Polysaccharides Extracted From Panax Ginseng C.A. Mey Enhance Complement Component 4 Biosynthesis in Human Hepatocytes

Abstract

Panax ginseng C.A. Mey (ginseng) is a classic medicinal plant which is well known for enhancing immune capacity. Polysaccharides are one of the main active components of ginseng. We isolated water-soluble ginseng polysaccharides (WGP) and analyzed the physicochemical properties of WGP including molecular weight, monosaccharide composition, and structural characteristics. WGP had minimal effect on the growth of hepatocytes. Interestingly, WGP significantly increased the mRNA and protein levels of complement component 4 (C4), one of the core components of the complement system. Promoter reporter gene assays revealed that WGP significantly enhanced activity of the C4 gene promoter. Deletion analyses determined that the E-box1 and Sp1 regions play key roles in WGP-induced C4 transcription. Taken together, our results suggest that WGP promotes C4 biosynthesis through upregulation of transcription.
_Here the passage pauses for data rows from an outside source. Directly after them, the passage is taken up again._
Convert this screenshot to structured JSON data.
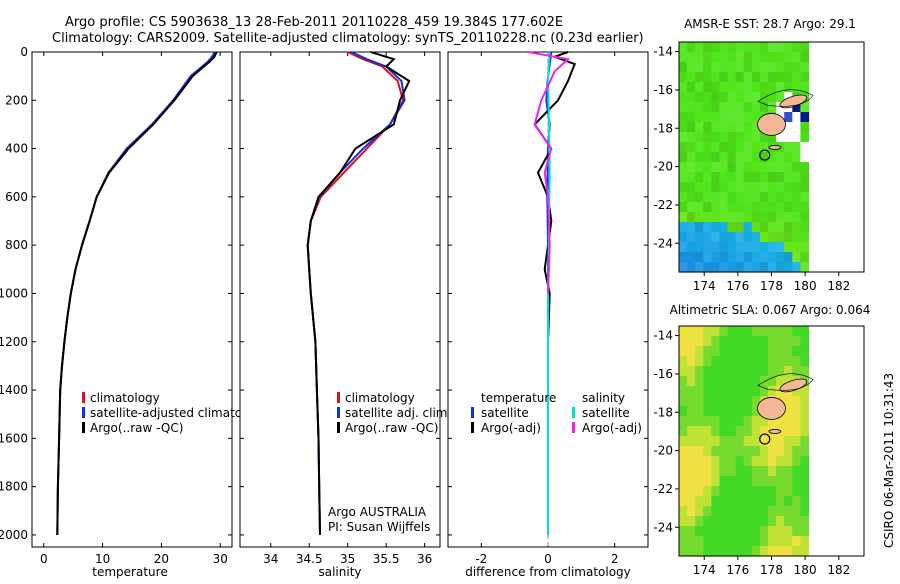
{
  "header": {
    "line1": "Argo profile: CS 5903638_13 28-Feb-2011 20110228_459 19.384S 177.602E",
    "line2": "Climatology: CARS2009. Satellite-adjusted climatology: synTS_20110228.nc (0.23d earlier)"
  },
  "side_stamp": "CSIRO 06-Mar-2011 10:31:43",
  "colors": {
    "climatology": "#e01010",
    "satellite": "#1030e0",
    "argo": "#000000",
    "sal_satellite": "#00e0e0",
    "sal_argo": "#ee22ee"
  },
  "chart_data": [
    {
      "id": "temperature",
      "type": "line",
      "xlabel": "temperature",
      "ylabel": "",
      "xlim": [
        -2,
        32
      ],
      "ylim": [
        2050,
        0
      ],
      "xticks": [
        0,
        10,
        20,
        30
      ],
      "yticks": [
        0,
        200,
        400,
        600,
        800,
        1000,
        1200,
        1400,
        1600,
        1800,
        2000
      ],
      "legend": [
        "climatology",
        "satellite-adjusted climatology",
        "Argo(..raw -QC)"
      ],
      "annotation": [],
      "series": [
        {
          "name": "climatology",
          "color": "#e01010",
          "x": [
            29.3,
            28.8,
            28.0,
            25.0,
            22.0,
            18.5,
            14.2,
            11.0,
            9.0,
            7.8,
            6.5,
            5.4,
            4.6,
            4.0,
            3.5,
            3.1,
            2.8,
            2.6,
            2.4,
            2.3
          ],
          "y": [
            0,
            20,
            40,
            100,
            200,
            300,
            400,
            500,
            600,
            700,
            800,
            900,
            1000,
            1100,
            1200,
            1300,
            1400,
            1600,
            1800,
            2000
          ]
        },
        {
          "name": "satellite",
          "color": "#1030e0",
          "x": [
            29.1,
            28.6,
            27.9,
            25.0,
            22.0,
            18.4,
            14.1,
            11.0,
            9.0,
            7.8,
            6.5,
            5.4,
            4.6,
            4.0,
            3.5,
            3.1,
            2.8,
            2.6,
            2.4,
            2.3
          ],
          "y": [
            0,
            20,
            40,
            100,
            200,
            300,
            400,
            500,
            600,
            700,
            800,
            900,
            1000,
            1100,
            1200,
            1300,
            1400,
            1600,
            1800,
            2000
          ]
        },
        {
          "name": "argo",
          "color": "#000000",
          "x": [
            29.4,
            29.0,
            28.2,
            25.3,
            22.2,
            18.6,
            14.4,
            11.1,
            9.0,
            7.8,
            6.5,
            5.4,
            4.6,
            4.0,
            3.5,
            3.1,
            2.8,
            2.6,
            2.4,
            2.3
          ],
          "y": [
            0,
            20,
            40,
            100,
            200,
            300,
            400,
            500,
            600,
            700,
            800,
            900,
            1000,
            1100,
            1200,
            1300,
            1400,
            1600,
            1800,
            2000
          ]
        }
      ]
    },
    {
      "id": "salinity",
      "type": "line",
      "xlabel": "salinity",
      "ylabel": "",
      "xlim": [
        33.6,
        36.2
      ],
      "ylim": [
        2050,
        0
      ],
      "xticks": [
        34,
        34.5,
        35,
        35.5,
        36
      ],
      "yticks": [
        0,
        200,
        400,
        600,
        800,
        1000,
        1200,
        1400,
        1600,
        1800,
        2000
      ],
      "legend": [
        "climatology",
        "satellite adj. clim.",
        "Argo(..raw -QC)"
      ],
      "annotation": [
        "Argo AUSTRALIA",
        "PI: Susan Wijffels"
      ],
      "series": [
        {
          "name": "climatology",
          "color": "#e01010",
          "x": [
            35.0,
            35.2,
            35.45,
            35.65,
            35.72,
            35.55,
            35.25,
            34.95,
            34.65,
            34.52,
            34.48,
            34.5,
            34.52,
            34.55,
            34.58,
            34.6,
            34.62,
            34.63,
            34.64
          ],
          "y": [
            0,
            30,
            60,
            120,
            200,
            300,
            400,
            500,
            600,
            700,
            800,
            900,
            1000,
            1100,
            1200,
            1400,
            1600,
            1800,
            2000
          ]
        },
        {
          "name": "satellite",
          "color": "#1030e0",
          "x": [
            35.05,
            35.25,
            35.5,
            35.7,
            35.74,
            35.55,
            35.2,
            34.9,
            34.63,
            34.52,
            34.48,
            34.5,
            34.52,
            34.55,
            34.58,
            34.6,
            34.62,
            34.63,
            34.64
          ],
          "y": [
            0,
            30,
            60,
            120,
            200,
            300,
            400,
            500,
            600,
            700,
            800,
            900,
            1000,
            1100,
            1200,
            1400,
            1600,
            1800,
            2000
          ]
        },
        {
          "name": "argo",
          "color": "#000000",
          "x": [
            35.3,
            35.6,
            35.5,
            35.8,
            35.68,
            35.6,
            35.1,
            34.9,
            34.62,
            34.52,
            34.48,
            34.5,
            34.52,
            34.55,
            34.58,
            34.6,
            34.62,
            34.63,
            34.64
          ],
          "y": [
            0,
            30,
            60,
            120,
            200,
            300,
            400,
            500,
            600,
            700,
            800,
            900,
            1000,
            1100,
            1200,
            1400,
            1600,
            1800,
            2000
          ]
        }
      ]
    },
    {
      "id": "difference",
      "type": "line",
      "xlabel": "difference from climatology",
      "ylabel": "",
      "xlim": [
        -3,
        3
      ],
      "ylim": [
        2050,
        0
      ],
      "xticks": [
        -2,
        0,
        2
      ],
      "yticks": [
        0,
        200,
        400,
        600,
        800,
        1000,
        1200,
        1400,
        1600,
        1800,
        2000
      ],
      "legend": [
        "temperature",
        "satellite",
        "Argo(-adj)",
        "salinity",
        "satellite",
        "Argo(-adj)"
      ],
      "annotation": [],
      "series": [
        {
          "name": "temperature satellite",
          "color": "#1030e0",
          "x": [
            0.1,
            0.05,
            0.0,
            -0.05,
            0.05,
            0.0,
            -0.02,
            0.0,
            0.0,
            0.0,
            0.0,
            0.0
          ],
          "y": [
            0,
            50,
            100,
            200,
            300,
            400,
            600,
            800,
            1000,
            1400,
            1800,
            2000
          ]
        },
        {
          "name": "temperature argo",
          "color": "#000000",
          "x": [
            0.6,
            0.2,
            0.8,
            0.6,
            0.3,
            -0.4,
            0.1,
            -0.3,
            0.0,
            0.1,
            0.0,
            -0.1,
            0.05,
            0.0,
            0.0,
            0.0
          ],
          "y": [
            0,
            20,
            50,
            120,
            200,
            300,
            400,
            500,
            600,
            700,
            800,
            900,
            1000,
            1200,
            1600,
            2000
          ]
        },
        {
          "name": "salinity satellite",
          "color": "#00e0e0",
          "x": [
            0.05,
            0.0,
            0.03,
            0.05,
            0.03,
            0.0,
            0.0,
            0.0
          ],
          "y": [
            0,
            100,
            300,
            500,
            700,
            1000,
            1500,
            2000
          ]
        },
        {
          "name": "salinity argo",
          "color": "#ee22ee",
          "x": [
            -0.6,
            0.6,
            0.2,
            -0.2,
            -0.4,
            0.1,
            -0.1,
            0.0,
            0.05,
            0.0
          ],
          "y": [
            0,
            30,
            80,
            200,
            300,
            400,
            500,
            600,
            800,
            1000
          ]
        }
      ]
    },
    {
      "id": "sst_map",
      "type": "heatmap",
      "title": "AMSR-E SST: 28.7 Argo: 29.1",
      "xlim": [
        172.5,
        183.5
      ],
      "ylim": [
        -25.5,
        -13.5
      ],
      "xticks": [
        174,
        176,
        178,
        180,
        182
      ],
      "yticks": [
        -14,
        -16,
        -18,
        -20,
        -22,
        -24
      ],
      "float_position": [
        177.6,
        -19.4
      ]
    },
    {
      "id": "sla_map",
      "type": "heatmap",
      "title": "Altimetric SLA: 0.067 Argo: 0.064",
      "xlim": [
        172.5,
        183.5
      ],
      "ylim": [
        -25.5,
        -13.5
      ],
      "xticks": [
        174,
        176,
        178,
        180,
        182
      ],
      "yticks": [
        -14,
        -16,
        -18,
        -20,
        -22,
        -24
      ],
      "float_position": [
        177.6,
        -19.4
      ]
    }
  ]
}
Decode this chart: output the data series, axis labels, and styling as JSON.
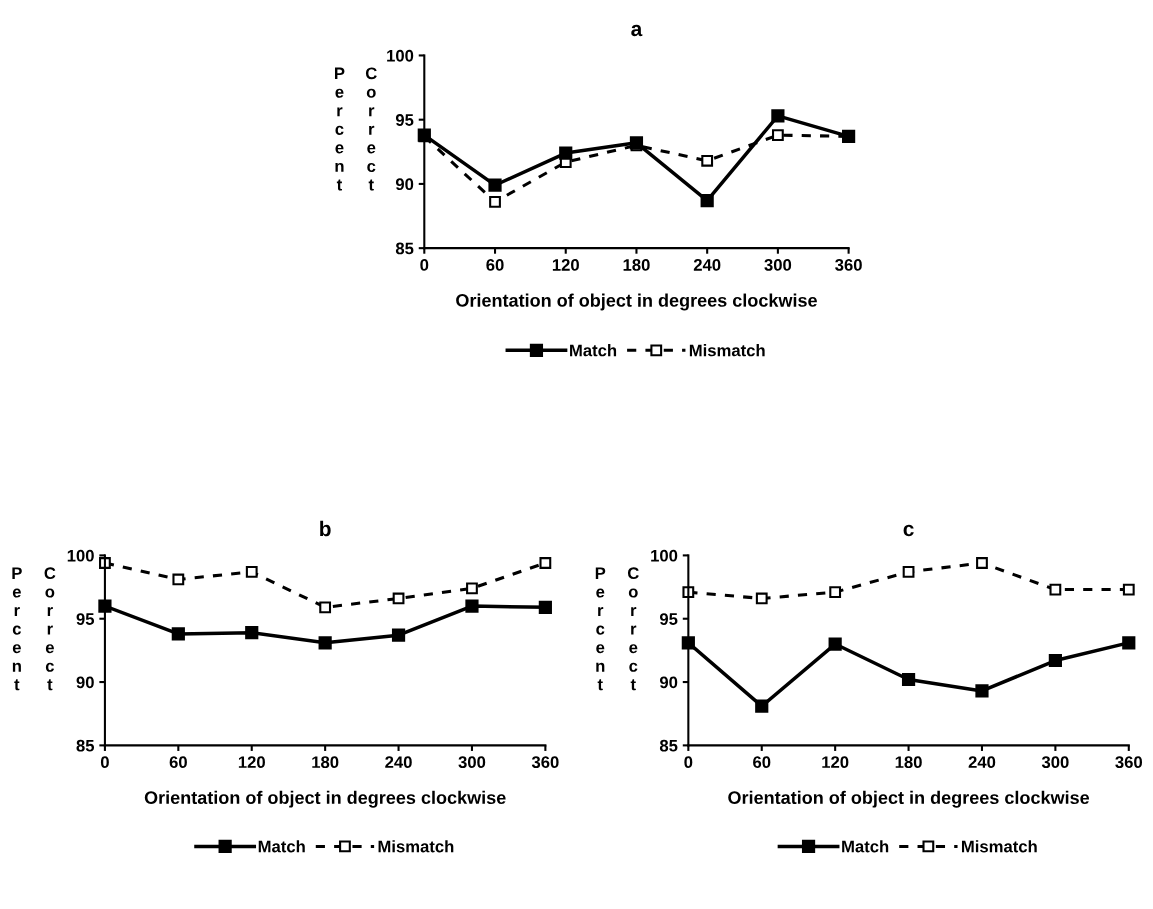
{
  "chart_data": [
    {
      "type": "line",
      "title": "a",
      "xlabel": "Orientation of object in degrees clockwise",
      "ylabel": "Percent Correct",
      "x": [
        0,
        60,
        120,
        180,
        240,
        300,
        360
      ],
      "xlim": [
        0,
        360
      ],
      "xticks": [
        0,
        60,
        120,
        180,
        240,
        300,
        360
      ],
      "ylim": [
        85,
        100
      ],
      "yticks": [
        85,
        90,
        95,
        100
      ],
      "grid": false,
      "legend": "bottom",
      "marker": "square",
      "series": [
        {
          "name": "Match",
          "color": "#000000",
          "line_style": "solid",
          "values": [
            93.8,
            89.9,
            92.4,
            93.2,
            88.7,
            95.3,
            93.7
          ]
        },
        {
          "name": "Mismatch",
          "color": "#000000",
          "line_style": "dashed",
          "values": [
            93.7,
            88.6,
            91.7,
            93.0,
            91.8,
            93.8,
            93.7
          ]
        }
      ]
    },
    {
      "type": "line",
      "title": "b",
      "xlabel": "Orientation of object in degrees clockwise",
      "ylabel": "Percent Correct",
      "x": [
        0,
        60,
        120,
        180,
        240,
        300,
        360
      ],
      "xlim": [
        0,
        360
      ],
      "xticks": [
        0,
        60,
        120,
        180,
        240,
        300,
        360
      ],
      "ylim": [
        85,
        100
      ],
      "yticks": [
        85,
        90,
        95,
        100
      ],
      "grid": false,
      "legend": "bottom",
      "marker": "square",
      "series": [
        {
          "name": "Match",
          "color": "#000000",
          "line_style": "solid",
          "values": [
            96.0,
            93.8,
            93.9,
            93.1,
            93.7,
            96.0,
            95.9
          ]
        },
        {
          "name": "Mismatch",
          "color": "#000000",
          "line_style": "dashed",
          "values": [
            99.4,
            98.1,
            98.7,
            95.9,
            96.6,
            97.4,
            99.4
          ]
        }
      ]
    },
    {
      "type": "line",
      "title": "c",
      "xlabel": "Orientation of object in degrees clockwise",
      "ylabel": "Percent Correct",
      "x": [
        0,
        60,
        120,
        180,
        240,
        300,
        360
      ],
      "xlim": [
        0,
        360
      ],
      "xticks": [
        0,
        60,
        120,
        180,
        240,
        300,
        360
      ],
      "ylim": [
        85,
        100
      ],
      "yticks": [
        85,
        90,
        95,
        100
      ],
      "grid": false,
      "legend": "bottom",
      "marker": "square",
      "series": [
        {
          "name": "Match",
          "color": "#000000",
          "line_style": "solid",
          "values": [
            93.1,
            88.1,
            93.0,
            90.2,
            89.3,
            91.7,
            93.1
          ]
        },
        {
          "name": "Mismatch",
          "color": "#000000",
          "line_style": "dashed",
          "values": [
            97.1,
            96.6,
            97.1,
            98.7,
            99.4,
            97.3,
            97.3
          ]
        }
      ]
    }
  ]
}
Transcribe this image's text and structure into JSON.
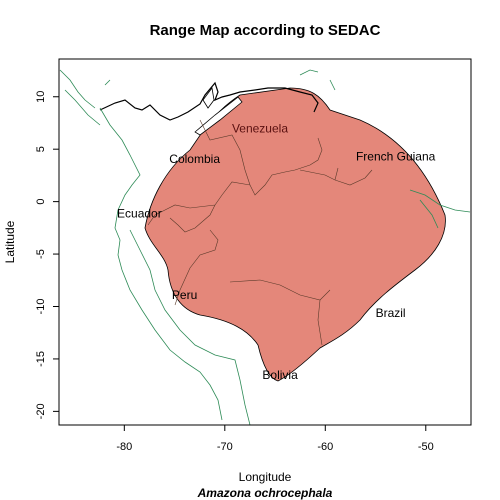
{
  "title": "Range Map according to SEDAC",
  "xlabel": "Longitude",
  "ylabel": "Latitude",
  "species": "Amazona ochrocephala",
  "colors": {
    "range_fill": "#e4877a",
    "coast": "#2e8b57",
    "border": "#5a3a2a"
  },
  "axes": {
    "x_ticks": [
      "-80",
      "-70",
      "-60",
      "-50"
    ],
    "y_ticks": [
      "10",
      "5",
      "0",
      "-5",
      "-10",
      "-15",
      "-20"
    ]
  },
  "chart_data": {
    "type": "map",
    "xlim": [
      -86.5,
      -45.5
    ],
    "ylim": [
      -21.3,
      13.6
    ],
    "labels": [
      {
        "text": "Venezuela",
        "lon": -66.5,
        "lat": 6.6
      },
      {
        "text": "Colombia",
        "lon": -73,
        "lat": 3.7
      },
      {
        "text": "French Guiana",
        "lon": -53,
        "lat": 3.9
      },
      {
        "text": "Ecuador",
        "lon": -78.5,
        "lat": -1.5
      },
      {
        "text": "Peru",
        "lon": -74,
        "lat": -9.3
      },
      {
        "text": "Brazil",
        "lon": -53.5,
        "lat": -11
      },
      {
        "text": "Bolivia",
        "lon": -64.5,
        "lat": -16.9
      }
    ]
  }
}
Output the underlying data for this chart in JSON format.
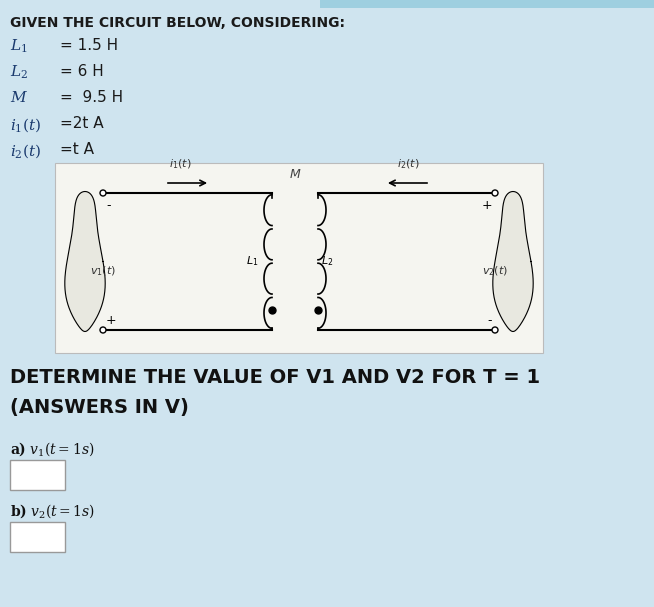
{
  "bg_color": "#cfe4ef",
  "title_text": "GIVEN THE CIRCUIT BELOW, CONSIDERING:",
  "param_lines": [
    [
      "$L_1$",
      "= 1.5 H"
    ],
    [
      "$L_2$",
      "= 6 H"
    ],
    [
      "$M$",
      "=  9.5 H"
    ],
    [
      "$i_1(t)$",
      "=2t A"
    ],
    [
      "$i_2(t)$",
      "=t A"
    ]
  ],
  "determine_line1": "DETERMINE THE VALUE OF V1 AND V2 FOR T = 1",
  "determine_line2": "(ANSWERS IN V)",
  "part_a": "a) $v_1(t=1s)$",
  "part_b": "b) $v_2(t=1s)$",
  "circuit_bg": "#f5f5f0",
  "title_fontsize": 10,
  "param_fontsize": 11,
  "determine_fontsize": 14,
  "part_fontsize": 10,
  "top_stripe_color": "#9ecfe0"
}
These results provide new explanation for the intrinsic mechanism by which ginseng boosts human immune capacity.

Keywords: C4 promoter; C4 transcription; complement component 4; ginseng; water-soluble ginseng polysaccharides.

FIGURE 1

Chromatographic analysis of WGP. HPGPC was used to determine WGP molecular weight distribution (A). HPLC was used to separate monosaccharide standards (B) and analysis the monosaccharides composition in WGP (C). Man, GlcA, Rha, GalA, Glc, Gal, Xyl, Ara, and Fuc represent mannose, glucuronic acid, rhamnose, galacturonic acid, glucose, galactose, xylose, arabinose, and fucose, respectively.

FIGURE 2

Structural characterization of WGP. FT-IR spectrum with the range of 4,000–400 cm⁻¹ (A) and ¹H NMR (B), ¹³C NMR (C) spectra were used to characterize WGP structure.

FIGURE 3

WGP have minimal effect on the growth of hepatocytes. L-O2 cells were treated with WGP at a series of equal ratio gradient concentrations for 72 h and then subjected to MTT assay. Data are presented as mean ± standard errors of the mean (SEM) from 3 independent experiments.

FIGURE 4

WGP increase C4 production in hepatocytes. L-O2 cells were treated with WGP at a series of equal ratio gradient concentrations for 24, 48 or 72 h. Protein levels of C4 were determined using western blotting. The fold changes of C4 densitometry measurements were compared to β-actin and then normalized to the vehicle control.

FIGURE 5

WGP promote C4 gene transcription. L-O2 cells were treated with WGP at a series of equal ratio gradient concentrations for up to 72 h. Real-time PCR method was used to detect the levels of C4 transcripts (A). L-O2 cells was transiently transfected with the full-length pC4 -1,007/+75 (p-C4) plasmid and then treated with WGP or vehicle control for 72 h. Luciferase assays were performed to determine the C4 promoter activity (B). Data are presented as mean of triplicates ±SEM from one representative experiment. * indicates p < 0.05, ** indicates p < 0.005, and *** indicates p < 0.001 compared to vehicle control. ### indicates p < 0.001 compared to the basic vector control.

FIGURE 6

WGP enhance C4 transcription via the E-box1 and Sp1 elements. (A) The critical cis-regulatory elements (NF-1, E-box1∼3, Sp1) on the plus (+) and minus (-) DNA strand are shown. Numbering is relative to the C4 translation start site. A series of 5’-deletion constructs were generated by PCR amplification and subcloning into the pGL4.19 basic vector. (B) The C4 promoter constructs were transiently transfected into L-O2 cells. Luciferase assay was used to measure the activity of C4 promoter. * indicates p < 0.05, ** indicates p < 0.005, and *** indicates p < 0.001 compared to no drug treatment control. ### indicates p < 0.001 compared to basic vector control. (C) Fold changes of WGP treatment compared to vehicle control are graphed. * indicates p < 0.05 and ** indicates p < 0.005. Data are presented as mean of triplicates ±SEM from one representative experiment.